3/06/2015

Borodino - Was Napoleon Sick On the Fateful Day?

The Black Virgin of Smolensk
Napoleon had begun the invasion of 
Russia with great expectations. Confident of his military genius, he could not conceive of a battle in which he would not be victorious. On September 5, his troops crossed the Kolocha. In “a murderous affair” they took the Shevardino Redoubt on the Russian left, leaving 5,000 French and 6,000 Russians dead on the field and dangerously exposing the Russian army’s left flank to French attack.

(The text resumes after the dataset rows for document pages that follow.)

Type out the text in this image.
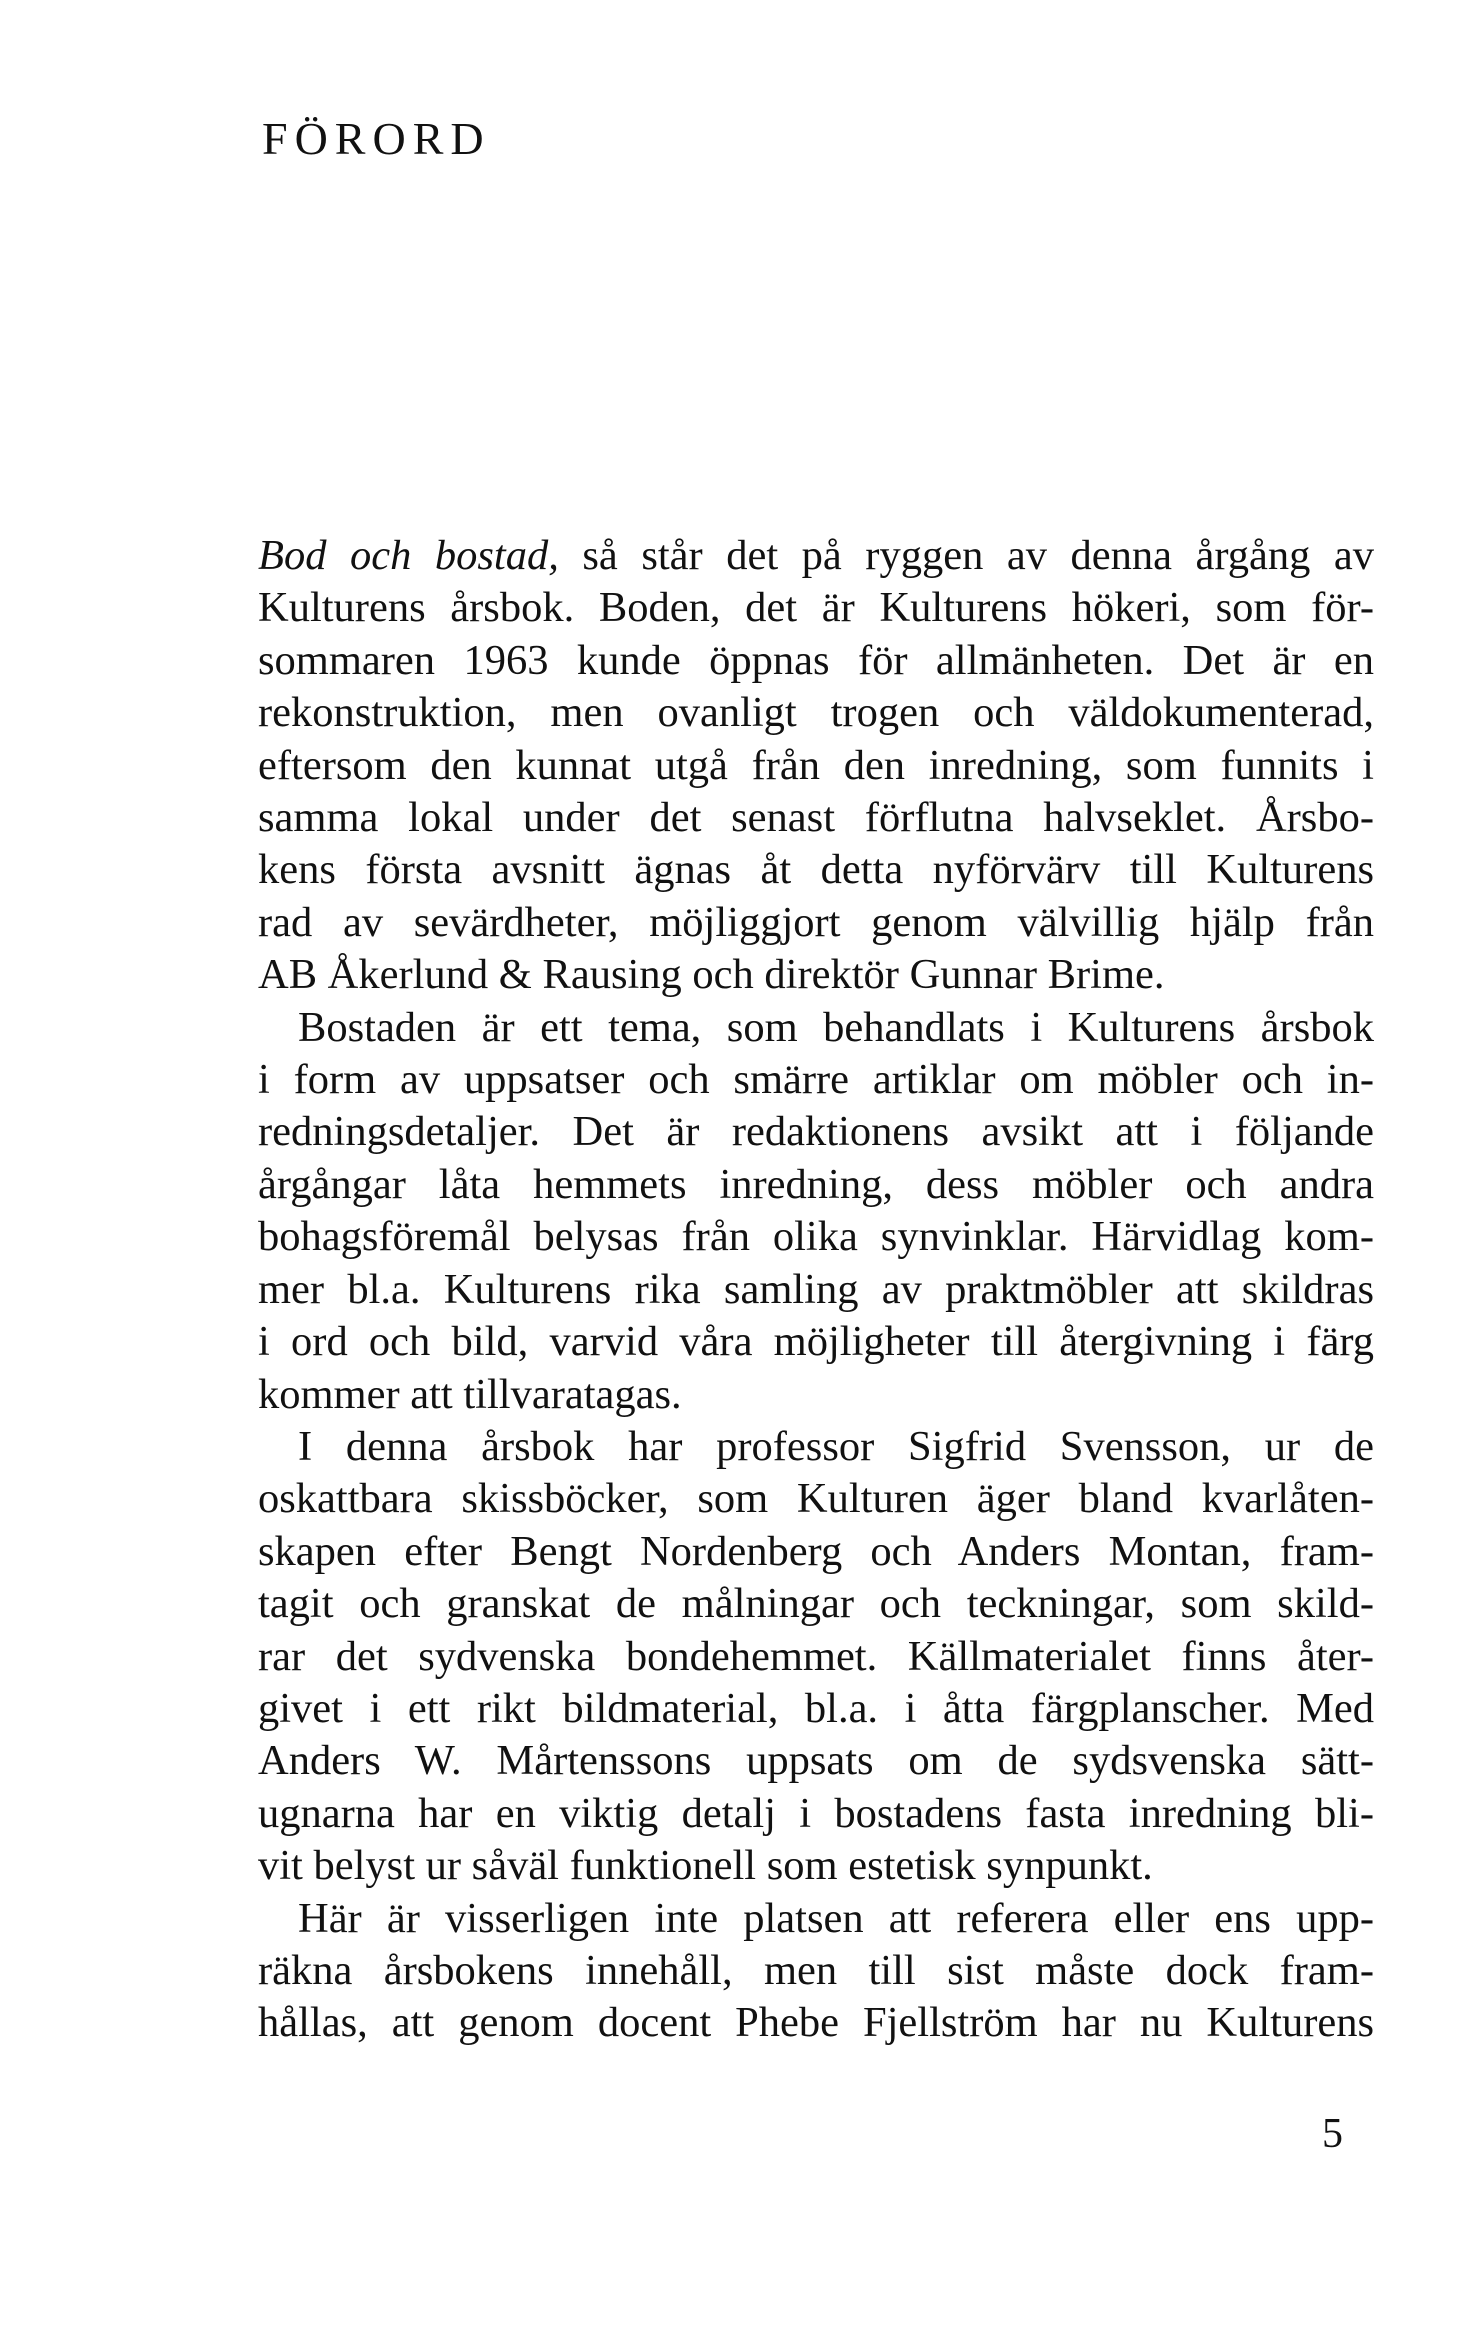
FÖRORD
Bod och bostad, så står det på ryggen av denna årgång av
Kulturens årsbok. Boden, det är Kulturens hökeri, som för-
sommaren 1963 kunde öppnas för allmänheten. Det är en
rekonstruktion, men ovanligt trogen och väldokumenterad,
eftersom den kunnat utgå från den inredning, som funnits i
samma lokal under det senast förflutna halvseklet. Årsbo-
kens första avsnitt ägnas åt detta nyförvärv till Kulturens
rad av sevärdheter, möjliggjort genom välvillig hjälp från
AB Åkerlund & Rausing och direktör Gunnar Brime.
Bostaden är ett tema, som behandlats i Kulturens årsbok
i form av uppsatser och smärre artiklar om möbler och in-
redningsdetaljer. Det är redaktionens avsikt att i följande
årgångar låta hemmets inredning, dess möbler och andra
bohagsföremål belysas från olika synvinklar. Härvidlag kom-
mer bl.a. Kulturens rika samling av praktmöbler att skildras
i ord och bild, varvid våra möjligheter till återgivning i färg
kommer att tillvaratagas.
I denna årsbok har professor Sigfrid Svensson, ur de
oskattbara skissböcker, som Kulturen äger bland kvarlåten-
skapen efter Bengt Nordenberg och Anders Montan, fram-
tagit och granskat de målningar och teckningar, som skild-
rar det sydvenska bondehemmet. Källmaterialet finns åter-
givet i ett rikt bildmaterial, bl.a. i åtta färgplanscher. Med
Anders W. Mårtenssons uppsats om de sydsvenska sätt-
ugnarna har en viktig detalj i bostadens fasta inredning bli-
vit belyst ur såväl funktionell som estetisk synpunkt.
Här är visserligen inte platsen att referera eller ens upp-
räkna årsbokens innehåll, men till sist måste dock fram-
hållas, att genom docent Phebe Fjellström har nu Kulturens
5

There followed a day of quiet preparation. Napoleon spent the day riding three of his horses, Lutzelberg, Emir, and Courtois. He commented that “this poor army is sadly depleted, but what remains is good” and later in the day that “the chessmen are set up, the game will begin tomorrow.”1 Towards the evening he addressed his troops: “Soldiers,” he proclaimed, “this is the battle you have looked forward to so much! Now victory depends on you.”1 The soldiers responded by crying, “Long live the emperor!” Then Napoleon wrote out in great detail his orders for the disposition and movement of his troops. In his epic novel War and Peace, Tolstoy commented that such orders would have been impossible to obey, were never followed, and were often carried out to the very contrary of what had been intended.